Segundo a Polícia Federal, Ryan era considerado líder e beneficiário financeiro do esquema, utilizando empresas relacionadas à produção musical e ao entretenimento para misturar receitas legítimas com dinheiro de apostas ilícitas e rifas digitais.
A defesa de Ryan foi consultada sobre a decisão, e o espaço está aberto para manifestação.
O despacho da desembargadora é uma continuação do habeas corpus concedido na segunda-feira (11) ao produtor Henrique Viana, conhecido como “Rato Love Funk”, também detido na operação.
Além disso, a Justiça liberou Marlon Brendon Coelho, o MC Poze do Rodo, Raphael Sousa Oliveira, proprietário da página de fofocas “Choquei”, o influenciador Chrys Dias e o empresário Rodrigo Oliveira, da produtora de funk GR6. Outros 17 investigados na Operação Narco Fluxo também foram beneficiados.
A desembargadora do TRF-3 salientou que a prisão preventiva dos envolvidos não deve continuar sem provas suficientes para denúncia formal pelo Ministério Público Federal. Até o momento, nenhum dos investigados foi oficialmente acusado, e a Polícia Federal solicitou 90 dias adicionais para concluir as investigações.
“Embora o caso seja complexo, não há razão para manter a prisão se não existem os elementos necessários para apresentar a denúncia. Não faz sentido manter a prisão preventiva sem provas para formação da opinião criminosa”, destacou a decisão.
Os alvarás de soltura foram expedidos, autorizando formalmente a liberação dos detidos, que agora depende apenas de trâmites administrativos nas unidades prisionais.
Como medidas cautelares, os investigados devem informar seu endereço atualizado em até 10 dias, comunicar qualquer mudança, comparecer aos atos do processo e apresentar-se mensalmente à Justiça para comprovar suas atividades. Também está proibido deixarem suas cidades por mais de cinco dias sem autorização judicial, além de viajes internacionais sem permissão e entrega do passaporte, caso o possuam.
As investigações da Operação Narco Bet, iniciadas a partir da Operação Narco Vela, revelaram um esquema de lavagem de dinheiro com o uso de plataformas de apostas fixas ilegais, conhecidas como bets, envolvendo recursos ilícitos ligados ao tráfico internacional de drogas.

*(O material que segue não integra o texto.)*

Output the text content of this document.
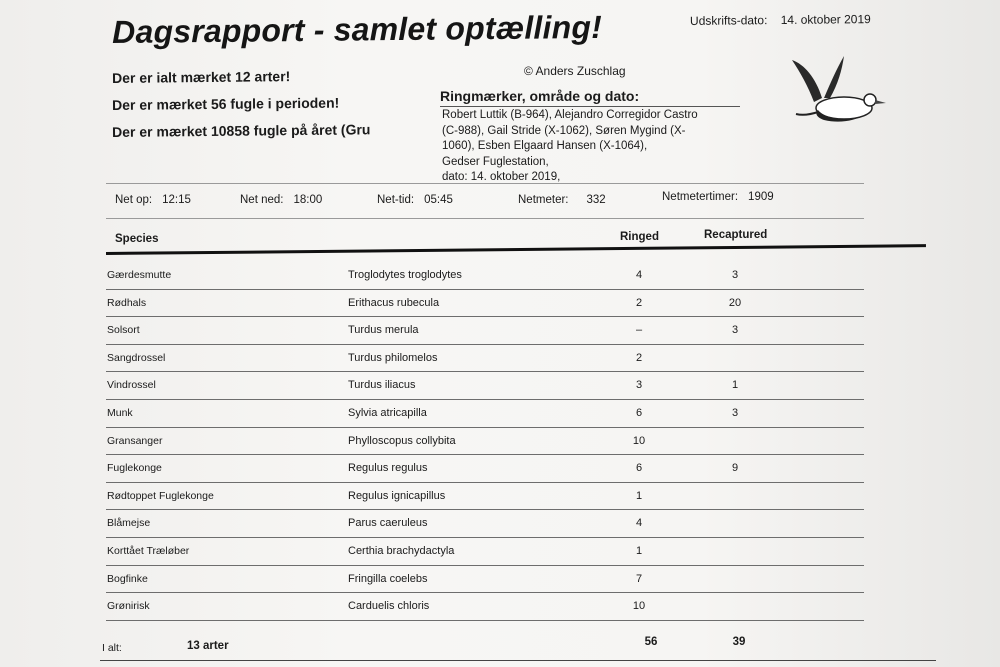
Dagsrapport - samlet optælling!	Udskrifts-dato: 14. oktober 2019
© Anders Zuschlag
Der er ialt mærket 12 arter!
Der er mærket 56 fugle i perioden!
Der er mærket 10858 fugle på året (Gru
Ringmærker, område og dato:
Robert Luttik (B-964), Alejandro Corregidor Castro
(C-988), Gail Stride (X-1062), Søren Mygind (X-
1060), Esben Elgaard Hansen (X-1064),
Gedser Fuglestation,
dato: 14. oktober 2019,
Net op: 12:15	Net ned: 18:00	Net-tid: 05:45	Netmeter: 332	Netmetertimer: 1909
Species	Ringed	Recaptured
Gærdesmutte	Troglodytes troglodytes	4	3
Rødhals	Erithacus rubecula	2	20
Solsort	Turdus merula	–	3
Sangdrossel	Turdus philomelos	2
Vindrossel	Turdus iliacus	3	1
Munk	Sylvia atricapilla	6	3
Gransanger	Phylloscopus collybita	10
Fuglekonge	Regulus regulus	6	9
Rødtoppet Fuglekonge	Regulus ignicapillus	1
Blåmejse	Parus caeruleus	4
Korttået Træløber	Certhia brachydactyla	1
Bogfinke	Fringilla coelebs	7
Grønirisk	Carduelis chloris	10
I alt:	13 arter	56	39
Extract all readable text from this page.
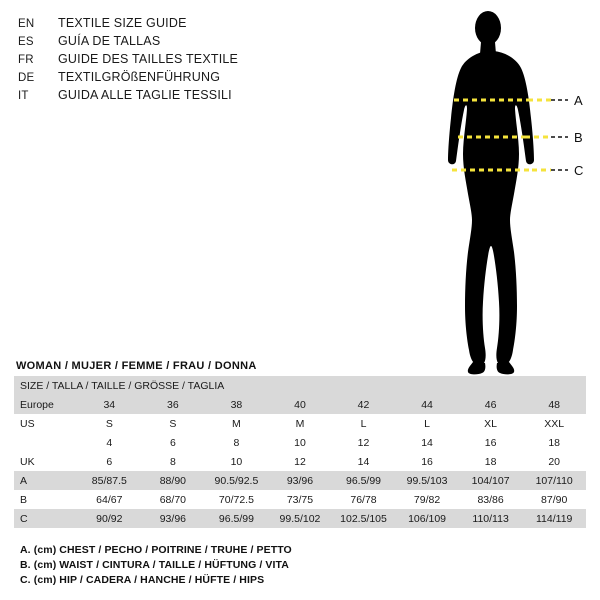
EN	TEXTILE SIZE GUIDE
ES	GUÍA DE TALLAS
FR	GUIDE DES TAILLES TEXTILE
DE	TEXTILGRÖßENFÜHRUNG
IT	GUIDA ALLE TAGLIE TESSILI	A
B
C
WOMAN / MUJER / FEMME / FRAU / DONNA
SIZE / TALLA / TAILLE / GRÖSSE / TAGLIA								
Europe	34	36	38	40	42	44	46	48
US	S	S	M	M	L	L	XL	XXL
	4	6	8	10	12	14	16	18
UK	6	8	10	12	14	16	18	20
A	85/87.5	88/90	90.5/92.5	93/96	96.5/99	99.5/103	104/107	107/110
B	64/67	68/70	70/72.5	73/75	76/78	79/82	83/86	87/90
C	90/92	93/96	96.5/99	99.5/102	102.5/105	106/109	110/113	114/119
A. (cm) CHEST / PECHO / POITRINE / TRUHE / PETTO
B. (cm) WAIST / CINTURA / TAILLE / HÜFTUNG / VITA
C. (cm) HIP / CADERA / HANCHE / HÜFTE / HIPS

Foi identificado ainda o possível envolvimento de uma organização criminosa que movimentava grandes valores em dinheiro vivo, transferências bancárias e operações com criptomoedas, especialmente a moeda digital USDT (Tether), no Brasil e no exterior.
Lei Antifacção
Recentemente, o juiz Roberto Lemos dos Santos Filho, da 5ª Vara Criminal Federal de Santos, aplicou a Lei Antifacção a MC Ryan SP e demais investigados. Em sua decisão, o magistrado descreveu os alvos da operação como ligados a organizações criminosas violentas, como o Primeiro Comando da Capital (PCC) e o Comando Vermelho (CV), as maiores facções criminosas do país, que estabeleceram um império criminoso nas últimas duas décadas.
Para o juiz Roberto Lemos dos Santos Filho, há evidências claras do envolvimento dos investigados em organizações criminosas robustas que controlam grande parte do território nacional e atuam internacionalmente.